Whey protein is found in milk, which averages about 6.5% protein, of which about 20% is whey protein. In its natural state it has the highest biological value to the body of any protein, due to its high concentration of essential and branched chain amino acids. This makes it useful to the body in many ways, one of which is in the repair and growth of muscle tissues. However, by the time a tub of whey protein powder is purchased it is often vastly different from the original product. Consider the following points:
- Whey is a by-product from cheese manufacture. Traditionally it was disposed of by farmers into animal feed
- Often dried at high temperatures for speed of manufacture – above 60C these proteins become denatured, which destroys their ability to function
- Manufacturers use sugars, sweeteners, colours and flavours to improve taste
- Often very low in fat – proteins need fat for proper metabolism and use.

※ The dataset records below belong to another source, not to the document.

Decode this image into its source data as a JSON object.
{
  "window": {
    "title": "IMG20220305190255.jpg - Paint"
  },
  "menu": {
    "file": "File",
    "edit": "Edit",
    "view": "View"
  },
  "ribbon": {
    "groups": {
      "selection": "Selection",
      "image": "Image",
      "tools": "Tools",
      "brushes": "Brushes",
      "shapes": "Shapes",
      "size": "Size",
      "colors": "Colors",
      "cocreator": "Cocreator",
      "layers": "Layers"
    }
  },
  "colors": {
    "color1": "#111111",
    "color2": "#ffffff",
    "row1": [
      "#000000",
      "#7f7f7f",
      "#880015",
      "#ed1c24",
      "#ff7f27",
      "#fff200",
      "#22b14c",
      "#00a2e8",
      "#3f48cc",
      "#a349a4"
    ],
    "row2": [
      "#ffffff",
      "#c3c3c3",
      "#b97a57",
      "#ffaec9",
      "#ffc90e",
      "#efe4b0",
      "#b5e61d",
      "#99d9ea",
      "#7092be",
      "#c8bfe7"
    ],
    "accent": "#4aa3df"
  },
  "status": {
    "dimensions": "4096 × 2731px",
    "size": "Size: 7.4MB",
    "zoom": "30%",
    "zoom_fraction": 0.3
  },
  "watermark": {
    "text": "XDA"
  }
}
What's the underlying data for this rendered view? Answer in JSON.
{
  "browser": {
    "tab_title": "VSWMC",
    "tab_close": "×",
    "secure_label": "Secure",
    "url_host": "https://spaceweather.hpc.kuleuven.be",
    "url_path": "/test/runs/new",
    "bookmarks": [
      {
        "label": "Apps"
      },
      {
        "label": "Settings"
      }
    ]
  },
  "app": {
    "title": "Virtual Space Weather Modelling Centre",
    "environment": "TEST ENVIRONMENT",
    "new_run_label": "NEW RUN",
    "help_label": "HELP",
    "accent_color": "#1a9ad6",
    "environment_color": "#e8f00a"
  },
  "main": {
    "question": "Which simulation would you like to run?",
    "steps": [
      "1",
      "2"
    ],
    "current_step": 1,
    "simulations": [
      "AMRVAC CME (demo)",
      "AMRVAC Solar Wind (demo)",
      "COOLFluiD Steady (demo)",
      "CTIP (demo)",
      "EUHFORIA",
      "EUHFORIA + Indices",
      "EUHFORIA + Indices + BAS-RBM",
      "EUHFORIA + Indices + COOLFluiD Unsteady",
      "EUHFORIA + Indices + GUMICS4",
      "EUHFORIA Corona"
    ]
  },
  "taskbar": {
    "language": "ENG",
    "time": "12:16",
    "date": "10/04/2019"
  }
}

- Often backed up by self-funded research, if any
- Prices are now highly inflated due to market demand generated by clever advertising
It is important to remember that whey protein shakes were only intended to supplement, not replace good quality protein through food. The body is designed to absorb and metabolise real, untainted food and protein sources. If a supplement is required then consider the following three points before purchase:
- Seek cold pressed protein powders, manufactured below 50C
- No added sugars, sweeteners, colours or flavours
- Mix with whole milk, as fats are necessary for protein metabolism
In a perfect world, people would be eating real food, but for some who fit their training in the morning before work, for example, this just isn’t an option. In these cases, a good whey protein shake taken straight after training (within the 15 minute window) is a good compromise. It should also be mentioned that the amount of protein required for an individual depends on several factors, including their goal, age, gender, age, height and weight. As with most things in life, you get what you pay for, but if you keep to the 3 points mentioned above when purchasing your whey protein shake you should be fine.